Journaliste au service Monde Temps de lecture: 3 min

Jusqu’au dernier jour de ses presque 61 ans, Steve Stevaert sera donc resté un homme profondément atypique. Un ministre d’Etat qui met fin à ses jours dans le canal Albert, voilà qui relève, pour la scène politique, d’un tragique exceptionnel. A l’image de son destin : une fulgurante ascension, suivie d’une déchéance tout aussi rapide. Autodidacte, patron d’une dizaine de cafés, le Limbourgeois réussit en moins de dix ans ce que d’autres mettent toute une carrière à accomplir.

Les succès de 1995 à 2003

De 1995 à 2003, il aligne les succès : bourgmestre, ministre, président de parti, homme politique le plus populaire de Flandre – 581.743 voix, 40.000 de plus que Guy Verhofstadt, Premier ministre sortant, excusez du peu.
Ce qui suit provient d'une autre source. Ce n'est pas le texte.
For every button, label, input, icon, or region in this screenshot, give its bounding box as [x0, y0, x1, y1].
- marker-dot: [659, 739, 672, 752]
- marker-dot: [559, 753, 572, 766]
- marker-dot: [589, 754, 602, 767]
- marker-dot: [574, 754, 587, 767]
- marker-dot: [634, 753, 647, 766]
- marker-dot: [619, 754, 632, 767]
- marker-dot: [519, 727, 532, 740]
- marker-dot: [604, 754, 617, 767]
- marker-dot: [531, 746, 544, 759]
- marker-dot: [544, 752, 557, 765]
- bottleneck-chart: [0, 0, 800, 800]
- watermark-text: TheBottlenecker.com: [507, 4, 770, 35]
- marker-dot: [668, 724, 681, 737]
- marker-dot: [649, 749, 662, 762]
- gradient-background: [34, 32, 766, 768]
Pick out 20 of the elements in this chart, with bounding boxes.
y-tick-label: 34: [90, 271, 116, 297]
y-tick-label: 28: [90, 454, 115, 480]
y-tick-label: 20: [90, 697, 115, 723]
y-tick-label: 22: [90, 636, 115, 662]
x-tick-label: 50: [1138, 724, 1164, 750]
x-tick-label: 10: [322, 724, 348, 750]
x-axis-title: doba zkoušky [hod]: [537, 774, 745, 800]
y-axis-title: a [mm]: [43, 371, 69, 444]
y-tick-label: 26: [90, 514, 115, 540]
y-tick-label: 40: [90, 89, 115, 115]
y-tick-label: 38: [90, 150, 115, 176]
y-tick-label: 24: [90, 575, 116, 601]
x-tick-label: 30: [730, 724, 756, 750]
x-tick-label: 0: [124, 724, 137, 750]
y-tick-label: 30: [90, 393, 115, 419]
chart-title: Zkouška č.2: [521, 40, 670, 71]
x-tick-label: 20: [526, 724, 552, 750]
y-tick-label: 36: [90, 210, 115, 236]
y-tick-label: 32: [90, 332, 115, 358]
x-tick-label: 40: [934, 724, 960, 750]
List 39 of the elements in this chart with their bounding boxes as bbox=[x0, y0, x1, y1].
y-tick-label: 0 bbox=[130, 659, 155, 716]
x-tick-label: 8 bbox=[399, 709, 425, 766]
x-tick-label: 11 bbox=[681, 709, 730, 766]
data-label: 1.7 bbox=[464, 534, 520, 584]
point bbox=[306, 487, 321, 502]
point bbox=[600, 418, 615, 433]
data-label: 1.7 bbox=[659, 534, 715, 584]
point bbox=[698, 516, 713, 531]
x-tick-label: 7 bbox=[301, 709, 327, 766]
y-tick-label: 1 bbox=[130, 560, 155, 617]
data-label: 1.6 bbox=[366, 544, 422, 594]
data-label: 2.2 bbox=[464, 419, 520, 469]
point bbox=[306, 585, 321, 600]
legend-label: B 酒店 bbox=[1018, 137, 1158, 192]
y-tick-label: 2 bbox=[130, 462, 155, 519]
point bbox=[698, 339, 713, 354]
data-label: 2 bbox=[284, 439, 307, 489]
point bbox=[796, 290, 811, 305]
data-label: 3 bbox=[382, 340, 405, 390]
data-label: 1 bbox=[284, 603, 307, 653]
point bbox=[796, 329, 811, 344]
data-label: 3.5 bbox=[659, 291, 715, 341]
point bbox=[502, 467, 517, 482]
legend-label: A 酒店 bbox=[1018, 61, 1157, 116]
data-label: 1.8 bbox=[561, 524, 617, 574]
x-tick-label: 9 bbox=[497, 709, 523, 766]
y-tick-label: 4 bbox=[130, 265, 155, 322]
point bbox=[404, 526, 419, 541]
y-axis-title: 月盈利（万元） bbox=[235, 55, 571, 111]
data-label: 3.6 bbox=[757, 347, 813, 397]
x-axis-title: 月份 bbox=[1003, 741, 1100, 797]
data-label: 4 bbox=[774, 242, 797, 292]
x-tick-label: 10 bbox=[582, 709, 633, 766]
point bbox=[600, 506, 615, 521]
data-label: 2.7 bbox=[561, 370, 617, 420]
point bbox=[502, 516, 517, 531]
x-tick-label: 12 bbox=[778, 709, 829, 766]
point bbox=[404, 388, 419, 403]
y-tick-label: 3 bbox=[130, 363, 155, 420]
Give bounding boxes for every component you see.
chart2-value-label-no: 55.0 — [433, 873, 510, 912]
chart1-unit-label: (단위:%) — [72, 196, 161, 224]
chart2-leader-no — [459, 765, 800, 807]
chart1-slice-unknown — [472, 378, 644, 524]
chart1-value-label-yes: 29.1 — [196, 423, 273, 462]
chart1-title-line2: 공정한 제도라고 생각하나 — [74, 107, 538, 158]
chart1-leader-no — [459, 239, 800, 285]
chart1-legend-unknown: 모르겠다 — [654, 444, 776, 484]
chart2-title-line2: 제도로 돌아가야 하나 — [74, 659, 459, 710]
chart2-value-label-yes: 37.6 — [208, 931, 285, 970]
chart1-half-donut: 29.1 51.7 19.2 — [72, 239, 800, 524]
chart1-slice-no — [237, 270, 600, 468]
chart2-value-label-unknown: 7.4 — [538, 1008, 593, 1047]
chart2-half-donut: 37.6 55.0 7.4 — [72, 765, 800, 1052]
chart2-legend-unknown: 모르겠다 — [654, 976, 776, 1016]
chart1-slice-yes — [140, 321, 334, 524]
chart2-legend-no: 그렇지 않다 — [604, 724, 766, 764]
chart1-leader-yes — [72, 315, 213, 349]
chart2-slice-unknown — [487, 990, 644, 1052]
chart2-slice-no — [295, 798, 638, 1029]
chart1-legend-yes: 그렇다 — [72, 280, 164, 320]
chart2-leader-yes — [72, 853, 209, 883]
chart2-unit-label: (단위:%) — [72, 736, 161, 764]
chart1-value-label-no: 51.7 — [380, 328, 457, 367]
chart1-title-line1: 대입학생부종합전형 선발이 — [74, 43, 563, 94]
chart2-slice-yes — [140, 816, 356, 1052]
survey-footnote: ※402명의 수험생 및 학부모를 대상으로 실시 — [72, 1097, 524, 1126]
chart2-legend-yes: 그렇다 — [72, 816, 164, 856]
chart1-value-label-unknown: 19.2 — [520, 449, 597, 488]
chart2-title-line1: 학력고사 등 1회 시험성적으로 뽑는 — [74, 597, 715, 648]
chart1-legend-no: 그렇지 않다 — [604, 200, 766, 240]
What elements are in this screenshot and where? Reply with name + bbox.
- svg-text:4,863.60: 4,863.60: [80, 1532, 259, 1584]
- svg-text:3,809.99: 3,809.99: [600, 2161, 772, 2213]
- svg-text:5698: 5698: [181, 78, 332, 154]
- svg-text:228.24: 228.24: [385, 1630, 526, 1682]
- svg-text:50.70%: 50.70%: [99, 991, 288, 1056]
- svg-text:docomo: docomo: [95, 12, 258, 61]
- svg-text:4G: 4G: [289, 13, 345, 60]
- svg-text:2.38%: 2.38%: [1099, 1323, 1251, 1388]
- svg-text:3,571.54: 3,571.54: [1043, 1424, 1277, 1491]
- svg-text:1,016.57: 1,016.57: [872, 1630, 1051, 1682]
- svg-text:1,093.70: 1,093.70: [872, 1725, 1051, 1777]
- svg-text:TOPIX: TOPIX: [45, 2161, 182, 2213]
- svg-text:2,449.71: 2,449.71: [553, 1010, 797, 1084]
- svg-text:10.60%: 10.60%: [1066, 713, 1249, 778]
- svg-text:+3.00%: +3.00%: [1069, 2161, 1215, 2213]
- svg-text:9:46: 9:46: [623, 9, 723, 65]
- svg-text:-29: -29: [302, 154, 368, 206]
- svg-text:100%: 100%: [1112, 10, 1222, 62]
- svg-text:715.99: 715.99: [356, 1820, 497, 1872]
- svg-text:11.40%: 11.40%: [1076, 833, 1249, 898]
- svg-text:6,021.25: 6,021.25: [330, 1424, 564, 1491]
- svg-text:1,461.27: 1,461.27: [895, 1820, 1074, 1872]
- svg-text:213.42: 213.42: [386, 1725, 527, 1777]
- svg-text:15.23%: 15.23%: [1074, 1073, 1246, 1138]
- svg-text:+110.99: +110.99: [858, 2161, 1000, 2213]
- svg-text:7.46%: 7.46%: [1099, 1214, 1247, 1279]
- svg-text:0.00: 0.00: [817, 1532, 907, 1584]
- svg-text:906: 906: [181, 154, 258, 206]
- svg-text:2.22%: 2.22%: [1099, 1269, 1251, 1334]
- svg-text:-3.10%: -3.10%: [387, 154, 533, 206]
Tout semble réussir à Steve Stevaert, qui réalise l’exploit d’amener un quart de l’électorat flamand dans le giron du SP.A ; c’était il y a douze ans, une éternité. Plus dure sera la chute. En 2004, les socialistes flamands retombent à 20 %. Le socialisme du bon sens, accessible à tous, n’aura eu qu’un temps ; on en retient surtout cette gratuité des transports en commun, marqueur idéologique de la redistribution que Steve Stevaert savait lisible par tous les citoyens. En 2005, il n’est plus qu’un de ces héros que la Flandre adore, avant de délaisser ; blessé, il se retire sur ses terres limbourgeoises pour finalement rendre, quatre ans plus tard, l’écharpe de gouverneur qui corsète trop ses tripes d’homme du peuple.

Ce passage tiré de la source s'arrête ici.